Viele Menschen begehen in ihrer Jugend eine Straftat. Doch dauerhaft kriminell werden nur die wenigsten. Das hat weniger mit harten Strafen zu tun als mit einem guten Einfluss von Familie, Freunden oder Schule. Diese und weitere Erkenntnisse liefert die Langzeit-Studie „Kriminalität in der modernen Stadt“. Wie sie einzuordnen ist, erklärt Joachim Katz, langjähriger Hamburger Jugendrichter, im Hinz&Kunzt-Interview.
(aus Hinz&Kunzt 257/Juli 2014)
Hinz&Kunzt: Herr Katz, wenn man die Aussage der Studie in einem Satz zusammenfasst, könnte man sagen: Kriminalität bei jungen Menschen wächst sich meist von alleine aus. Ist Jugendkriminalität also gar kein so großes Problem, wie oft behauptet wird?
Joachim Katz: Wenn man nur sieht, was und wie Medien berichten, erscheint Jugendkriminalität als viel größeres Problem, als sie es tatsächlich ist. Journalisten geht es oft um Auflage, aber nicht um Objektivität. Infolge dieser Berichte entsteht eine Angst, die so nicht begründet ist. Das bedeutet nicht, dass ich Kriminalität verharmlosen will. Jede Straftat ist eine Straftat zu viel.

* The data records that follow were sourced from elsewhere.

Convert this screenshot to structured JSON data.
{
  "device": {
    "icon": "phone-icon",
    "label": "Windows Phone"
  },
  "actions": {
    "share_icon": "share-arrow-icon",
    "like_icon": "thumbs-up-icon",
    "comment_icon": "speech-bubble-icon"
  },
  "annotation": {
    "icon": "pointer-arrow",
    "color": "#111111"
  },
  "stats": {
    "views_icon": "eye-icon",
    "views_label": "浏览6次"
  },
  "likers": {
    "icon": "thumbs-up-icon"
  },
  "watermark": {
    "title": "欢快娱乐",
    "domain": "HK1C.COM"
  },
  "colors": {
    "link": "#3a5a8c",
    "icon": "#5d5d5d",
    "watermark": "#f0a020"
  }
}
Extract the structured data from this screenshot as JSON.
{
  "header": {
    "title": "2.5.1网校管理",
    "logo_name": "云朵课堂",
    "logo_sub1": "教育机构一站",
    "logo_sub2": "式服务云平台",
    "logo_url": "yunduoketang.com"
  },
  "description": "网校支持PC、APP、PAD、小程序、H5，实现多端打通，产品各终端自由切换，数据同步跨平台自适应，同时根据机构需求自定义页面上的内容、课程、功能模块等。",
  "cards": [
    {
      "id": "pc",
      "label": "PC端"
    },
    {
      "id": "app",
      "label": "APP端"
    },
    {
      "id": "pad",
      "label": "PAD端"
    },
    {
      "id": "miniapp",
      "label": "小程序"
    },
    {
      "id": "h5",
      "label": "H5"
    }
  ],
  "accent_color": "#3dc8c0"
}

Welchen Wert hat die neue Studie?
Sie bestätigt Erkenntnisse aus früheren Untersuchungen, die gezeigt haben: Es gibt einen hohen Prozentsatz von Jugendlichen, egal ob Jungen oder Mädchen, die im Alter zwischen 14 und 18 mindestens eine, auch mal mehrere Straftaten im Bagatellbereich begehen und das dann einfach wieder lassen. Dieses Wissen führte in Deutschland in den 1980er-Jahren zu einer drastischen Änderung der Jugendkriminalpolitik. Vorher dachten viele: Wir müssen möglichst früh möglichst hart reagieren, um Jugendliche davon abzuhalten, kriminell zu werden. In Berlin gab es beispielsweise mal die Vorgabe: Jeder Ladendiebstahl, bei dem der Wert des Diebesguts zehn D-Mark übersteigt, soll vor Gericht gebracht werden. Dann kam ein radikales Umdenken: Warum sollen wir jedes Bagatelldelikt anklagen, wenn wir wissen, dass 80 bis 90 Prozent der Straftäter von selbst wieder aufhören? Das führte dazu, dass die Staatsanwaltschaft diese Verfahren bei Ersttätern in der Regel eingestellt hat. Das ist nicht nur kriminalpolitisch vernünftig, sondern spart auch Ressourcen.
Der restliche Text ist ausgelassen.